Origin `Authorization` headers are preserved only for same-scheme, same-host, same-port redirects.
`Proxy-Authorization` is scoped to the configured proxy and is never forwarded to the origin.

## Migration Notes

- Redirect `Location` values with a `scheme:` prefix are now interpreted as absolute URI
  references. Unsupported schemes (for example `foo:bar` or `ftp:...`) now fail with
  `NanoGetError::UnsupportedScheme` instead of being treated as relative paths.
- Response parsing now enforces defensive bounds (maximum line length and maximum header count).
  Oversized status/header lines or excessive header blocks are rejected as malformed.
- Pipelining replay logic now retries unanswered safe requests after abrupt peer disconnects even
  when `Connection: close` was not explicitly signaled.
- Reused keep-alive connections now retry once on EOF-shaped read failures (stale socket closes)
  before surfacing an error.
- If a server violates `HEAD` semantics by sending body bytes, the connection is now retired
  before reuse to prevent response-stream desynchronization.

## Strict Header Rules

`nano-get` owns the wire-level headers that are required for RFC-correct request framing and proxy
behavior. These headers are rejected if you try to add them manually:

- Protocol-managed: `Host`, `Connection`, `Content-Length`, `Transfer-Encoding`, `Trailer`, `Upgrade`
- Hop-by-hop: `Keep-Alive`, `Proxy-Connection`, `TE`

End-to-end auth headers remain available through the explicit request/auth APIs.

## Caching

The built-in in-memory cache is opt-in through `CacheMode::Memory`.

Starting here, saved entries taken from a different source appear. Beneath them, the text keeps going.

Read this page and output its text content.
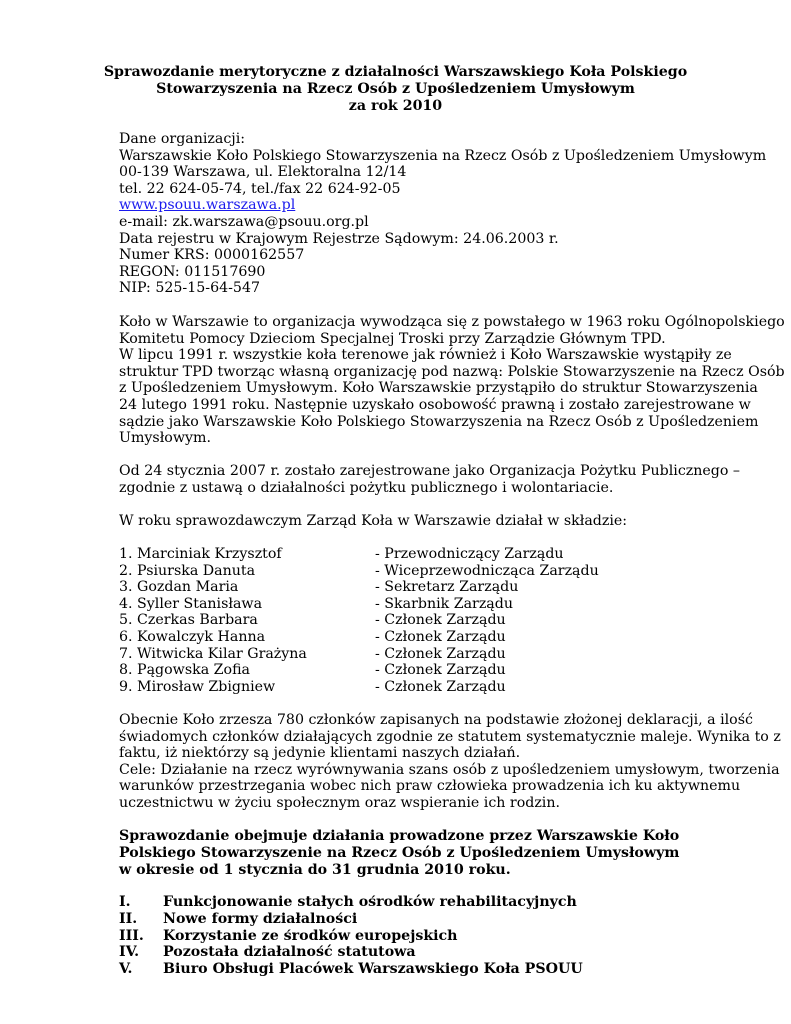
Sprawozdanie merytoryczne z działalności Warszawskiego Koła Polskiego
Stowarzyszenia na Rzecz Osób z Upośledzeniem Umysłowym
za rok 2010
Dane organizacji:
Warszawskie Koło Polskiego Stowarzyszenia na Rzecz Osób z Upośledzeniem Umysłowym
00-139 Warszawa, ul. Elektoralna 12/14
tel. 22 624-05-74, tel./fax 22 624-92-05
www.psouu.warszawa.pl
e-mail: zk.warszawa@psouu.org.pl
Data rejestru w Krajowym Rejestrze Sądowym: 24.06.2003 r.
Numer KRS: 0000162557
REGON: 011517690
NIP: 525-15-64-547
Koło w Warszawie to organizacja wywodząca się z powstałego w 1963 roku Ogólnopolskiego
Komitetu Pomocy Dzieciom Specjalnej Troski przy Zarządzie Głównym TPD.
W lipcu 1991 r. wszystkie koła terenowe jak również i Koło Warszawskie wystąpiły ze
struktur TPD tworząc własną organizację pod nazwą: Polskie Stowarzyszenie na Rzecz Osób
z Upośledzeniem Umysłowym. Koło Warszawskie przystąpiło do struktur Stowarzyszenia
24 lutego 1991 roku. Następnie uzyskało osobowość prawną i zostało zarejestrowane w
sądzie jako Warszawskie Koło Polskiego Stowarzyszenia na Rzecz Osób z Upośledzeniem
Umysłowym.
Od 24 stycznia 2007 r. zostało zarejestrowane jako Organizacja Pożytku Publicznego –
zgodnie z ustawą o działalności pożytku publicznego i wolontariacie.
W roku sprawozdawczym Zarząd Koła w Warszawie działał w składzie:
1. Marciniak Krzysztof	- Przewodniczący Zarządu
2. Psiurska Danuta	- Wiceprzewodnicząca Zarządu
3. Gozdan Maria	- Sekretarz Zarządu
4. Syller Stanisława	- Skarbnik Zarządu
5. Czerkas Barbara	- Członek Zarządu
6. Kowalczyk Hanna	- Członek Zarządu
7. Witwicka Kilar Grażyna	- Członek Zarządu
8. Pągowska Zofia	- Członek Zarządu
9. Mirosław Zbigniew	- Członek Zarządu
Obecnie Koło zrzesza 780 członków zapisanych na podstawie złożonej deklaracji, a ilość
świadomych członków działających zgodnie ze statutem systematycznie maleje. Wynika to z
faktu, iż niektórzy są jedynie klientami naszych działań.
Cele: Działanie na rzecz wyrównywania szans osób z upośledzeniem umysłowym, tworzenia
warunków przestrzegania wobec nich praw człowieka prowadzenia ich ku aktywnemu
uczestnictwu w życiu społecznym oraz wspieranie ich rodzin.
Sprawozdanie obejmuje działania prowadzone przez Warszawskie Koło
Polskiego Stowarzyszenie na Rzecz Osób z Upośledzeniem Umysłowym
w okresie od 1 stycznia do 31 grudnia 2010 roku.
I. Funkcjonowanie stałych ośrodków rehabilitacyjnych
II. Nowe formy działalności
III. Korzystanie ze środków europejskich
IV. Pozostała działalność statutowa
V. Biuro Obsługi Placówek Warszawskiego Koła PSOUU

Supported request directives:

- `max-age`
- `min-fresh`
- `max-stale`
- `only-if-cached`
- `no-cache`
- `no-store`

Supported response directives:

- `max-age`
- `must-revalidate`
- `proxy-revalidate`
- `no-cache`
- `no-store`
- `public`
- `private`

Additional cache behavior:

- `ETag` and `Last-Modified` validator revalidation
- `Vary`-keyed variants
- RFC-style `Age` handling in freshness calculations
- `HEAD` metadata refresh for cached `GET` responses
- cacheable `206 Partial Content` storage and safe partial combination
- conservative auth-aware caching rules

Deliberate exclusions:

- compression
- cookies
- async I/O
- HTTP/2 and HTTP/3

## Compliance

The crate’s compliance claim covers all client-applicable RFC 9110, RFC 9111, and RFC 9112
requirements for an HTTP/1.1 `GET`/`HEAD` user agent, within the documented claim boundary.

Auditable artifacts:

- [docs/compliance/http11-get-head-rfc-matrix.md]docs/compliance/http11-get-head-rfc-matrix.md
- [docs/compliance/http11-get-head-requirement-test-index.md]docs/compliance/http11-get-head-requirement-test-index.md

Local compliance/coverage commands:

- `cargo llvm-cov clean --workspace`
- `cargo llvm-cov --workspace --no-default-features --features http --lcov --output-path /tmp/http_cov.info`
- `python3 tools/check_line_coverage.py --lcov /tmp/http_cov.info --root . --require 95`
- `cargo llvm-cov clean --workspace`
- `cargo llvm-cov --workspace --all-features --lcov --output-path /tmp/all_cov.info`
- `python3 tools/check_line_coverage.py --lcov /tmp/all_cov.info --root . --require 95`

## Notes

- `nano-get` supports `HTTP/1.0` and `HTTP/1.1` responses.
- Supported body framing: `Content-Length`, `Transfer-Encoding: chunked`, and connection-close bodies.
- Supports persistent connections, request pipelining for `GET`/`HEAD`, in-memory caching, direct HTTP, direct HTTPS, HTTP proxies, HTTPS over HTTP `CONNECT` proxies, `401`/`407` auth challenge parsing, and Basic auth helpers.
- Conditional request helpers are available on `Request` for validators and ranges.
- Compression, cookies, async, HTTP/2, and non-core auth scheme implementations are intentionally out of scope for `0.3.0`.